Machek was term-limited in 2008, and Perman again ran to succeed him, facing Steve Nichol, a former journalist and director of communications for the Palm Beach County Clerk of the Court, and Kevin Rader, an insurance agent, in the Democratic primary. Rader narrowly defeated Perman, though the race was close and not initially called on election night, with Rader receiving 38 percent of the vote to Machek's 36 percent, and Nichol's 26 percent.

In 2010, Rader opted against seeking a second term to unsuccessfully run for the Florida Senate, and Perman was elected to succeed him unopposed.

Perman ran for re-election in 2012 in the 81st district, which was based exclusively in Palm Beach County, and Rader ran against him in the Democratic primary.

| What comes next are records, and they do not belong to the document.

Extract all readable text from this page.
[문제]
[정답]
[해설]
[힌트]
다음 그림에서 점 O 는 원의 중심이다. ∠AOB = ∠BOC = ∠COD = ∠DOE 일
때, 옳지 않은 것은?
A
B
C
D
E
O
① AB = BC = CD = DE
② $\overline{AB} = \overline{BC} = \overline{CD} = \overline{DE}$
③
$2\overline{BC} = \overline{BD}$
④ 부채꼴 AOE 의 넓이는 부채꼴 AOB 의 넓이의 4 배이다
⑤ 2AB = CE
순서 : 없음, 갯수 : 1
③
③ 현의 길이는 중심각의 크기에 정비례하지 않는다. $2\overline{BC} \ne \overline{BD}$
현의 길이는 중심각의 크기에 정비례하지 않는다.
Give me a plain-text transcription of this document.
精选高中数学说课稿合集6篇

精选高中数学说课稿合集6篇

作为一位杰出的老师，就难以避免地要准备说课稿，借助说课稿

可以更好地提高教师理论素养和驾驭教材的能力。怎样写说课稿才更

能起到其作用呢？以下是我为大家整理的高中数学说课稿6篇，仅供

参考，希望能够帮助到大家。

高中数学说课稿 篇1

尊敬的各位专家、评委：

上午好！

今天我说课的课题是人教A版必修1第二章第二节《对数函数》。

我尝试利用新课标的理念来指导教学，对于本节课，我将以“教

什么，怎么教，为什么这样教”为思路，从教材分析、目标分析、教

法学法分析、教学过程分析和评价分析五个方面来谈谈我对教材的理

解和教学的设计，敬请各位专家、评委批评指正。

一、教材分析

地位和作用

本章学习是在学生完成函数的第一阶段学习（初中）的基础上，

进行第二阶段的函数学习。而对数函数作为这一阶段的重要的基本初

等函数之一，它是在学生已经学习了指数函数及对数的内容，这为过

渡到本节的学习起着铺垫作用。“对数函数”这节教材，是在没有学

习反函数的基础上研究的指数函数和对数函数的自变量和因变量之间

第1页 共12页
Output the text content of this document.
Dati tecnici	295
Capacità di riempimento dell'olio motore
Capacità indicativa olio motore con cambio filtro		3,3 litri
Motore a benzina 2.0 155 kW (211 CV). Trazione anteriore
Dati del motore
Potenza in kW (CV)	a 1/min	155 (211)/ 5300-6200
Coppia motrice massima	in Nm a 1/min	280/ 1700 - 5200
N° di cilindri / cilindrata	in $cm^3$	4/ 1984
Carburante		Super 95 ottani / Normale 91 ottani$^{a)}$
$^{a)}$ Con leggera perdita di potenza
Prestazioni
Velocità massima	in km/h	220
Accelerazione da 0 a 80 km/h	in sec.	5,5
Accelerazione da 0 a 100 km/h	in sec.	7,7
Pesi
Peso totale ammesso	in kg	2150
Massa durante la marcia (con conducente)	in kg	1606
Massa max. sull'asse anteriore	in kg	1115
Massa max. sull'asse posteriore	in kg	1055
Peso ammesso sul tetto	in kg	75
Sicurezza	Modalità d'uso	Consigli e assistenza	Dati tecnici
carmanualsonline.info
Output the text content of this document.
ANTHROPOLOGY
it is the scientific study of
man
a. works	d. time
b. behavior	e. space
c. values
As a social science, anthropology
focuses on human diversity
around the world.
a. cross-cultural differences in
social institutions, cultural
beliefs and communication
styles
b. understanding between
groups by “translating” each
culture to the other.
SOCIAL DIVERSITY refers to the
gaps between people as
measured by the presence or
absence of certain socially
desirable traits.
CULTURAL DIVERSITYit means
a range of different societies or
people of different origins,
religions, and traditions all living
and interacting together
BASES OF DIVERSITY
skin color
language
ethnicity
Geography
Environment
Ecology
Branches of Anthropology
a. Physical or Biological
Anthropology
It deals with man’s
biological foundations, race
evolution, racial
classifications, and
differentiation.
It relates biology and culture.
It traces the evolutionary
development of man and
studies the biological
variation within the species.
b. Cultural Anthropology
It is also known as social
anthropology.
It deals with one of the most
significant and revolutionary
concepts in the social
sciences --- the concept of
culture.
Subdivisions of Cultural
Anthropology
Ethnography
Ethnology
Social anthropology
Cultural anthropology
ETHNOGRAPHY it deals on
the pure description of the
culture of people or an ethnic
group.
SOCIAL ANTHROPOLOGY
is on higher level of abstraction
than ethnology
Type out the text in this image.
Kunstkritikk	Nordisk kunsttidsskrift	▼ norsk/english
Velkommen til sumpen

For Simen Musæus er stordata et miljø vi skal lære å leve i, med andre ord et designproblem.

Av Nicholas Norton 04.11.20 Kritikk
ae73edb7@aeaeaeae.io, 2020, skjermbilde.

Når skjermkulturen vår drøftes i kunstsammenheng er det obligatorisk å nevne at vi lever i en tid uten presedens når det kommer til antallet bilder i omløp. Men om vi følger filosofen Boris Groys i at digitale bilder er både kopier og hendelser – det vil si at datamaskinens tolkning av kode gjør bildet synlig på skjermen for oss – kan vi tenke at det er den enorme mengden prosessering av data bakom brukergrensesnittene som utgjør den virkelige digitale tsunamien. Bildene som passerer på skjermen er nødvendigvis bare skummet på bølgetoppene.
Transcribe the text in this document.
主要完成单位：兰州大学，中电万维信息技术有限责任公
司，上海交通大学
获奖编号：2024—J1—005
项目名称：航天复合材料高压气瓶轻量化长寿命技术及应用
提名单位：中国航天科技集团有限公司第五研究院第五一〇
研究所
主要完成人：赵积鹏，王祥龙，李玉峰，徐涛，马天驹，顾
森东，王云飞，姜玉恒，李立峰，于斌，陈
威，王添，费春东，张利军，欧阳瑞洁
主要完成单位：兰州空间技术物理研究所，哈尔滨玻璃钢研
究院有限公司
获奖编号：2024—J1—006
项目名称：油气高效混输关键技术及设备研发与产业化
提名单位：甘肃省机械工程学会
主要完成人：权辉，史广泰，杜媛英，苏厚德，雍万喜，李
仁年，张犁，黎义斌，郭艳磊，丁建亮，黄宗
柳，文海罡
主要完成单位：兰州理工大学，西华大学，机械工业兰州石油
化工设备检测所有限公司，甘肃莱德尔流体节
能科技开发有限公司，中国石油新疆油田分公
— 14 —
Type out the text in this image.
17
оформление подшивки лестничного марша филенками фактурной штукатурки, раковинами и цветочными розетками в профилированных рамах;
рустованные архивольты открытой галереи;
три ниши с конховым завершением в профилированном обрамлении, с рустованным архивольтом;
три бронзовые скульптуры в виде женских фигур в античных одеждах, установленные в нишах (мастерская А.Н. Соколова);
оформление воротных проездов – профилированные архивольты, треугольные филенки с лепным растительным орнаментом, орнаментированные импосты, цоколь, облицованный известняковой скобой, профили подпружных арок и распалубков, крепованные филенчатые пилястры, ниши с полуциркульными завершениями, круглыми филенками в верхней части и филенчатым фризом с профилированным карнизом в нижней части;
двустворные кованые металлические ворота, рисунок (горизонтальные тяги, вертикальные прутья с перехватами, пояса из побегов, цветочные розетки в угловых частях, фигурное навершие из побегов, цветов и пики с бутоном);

The Sun Sentinel endorsed Perman over Rader, praising Perman for "do[ing] an adequate job representing his district's interests" and for "serv[ing] the state as a whole well," noting that his legislative record "shows a willingness to work with others across the aisle and shows promise of future bipartisan efforts." Rader ultimately defeated Perman by a wide margin, winning 57 percent of the vote to Perman's 43 percent.

In 2014, when Democratic State Representative Jim Waldman was term-limited, Perman ran to succeed him in the 96th district, which included Coconut Creek, Margate, and Parkland in northeastern Broward County. He faced Broward County Commissioner Kristin Jacobs in the Democratic primary, and won endorsements from Waldman, Congresswoman Lois Frankel, and Congressman Alcee Hastings. Jacobs ultimately defeated Perman in a landslide, winning 76 percent of the vote to his 24 percent.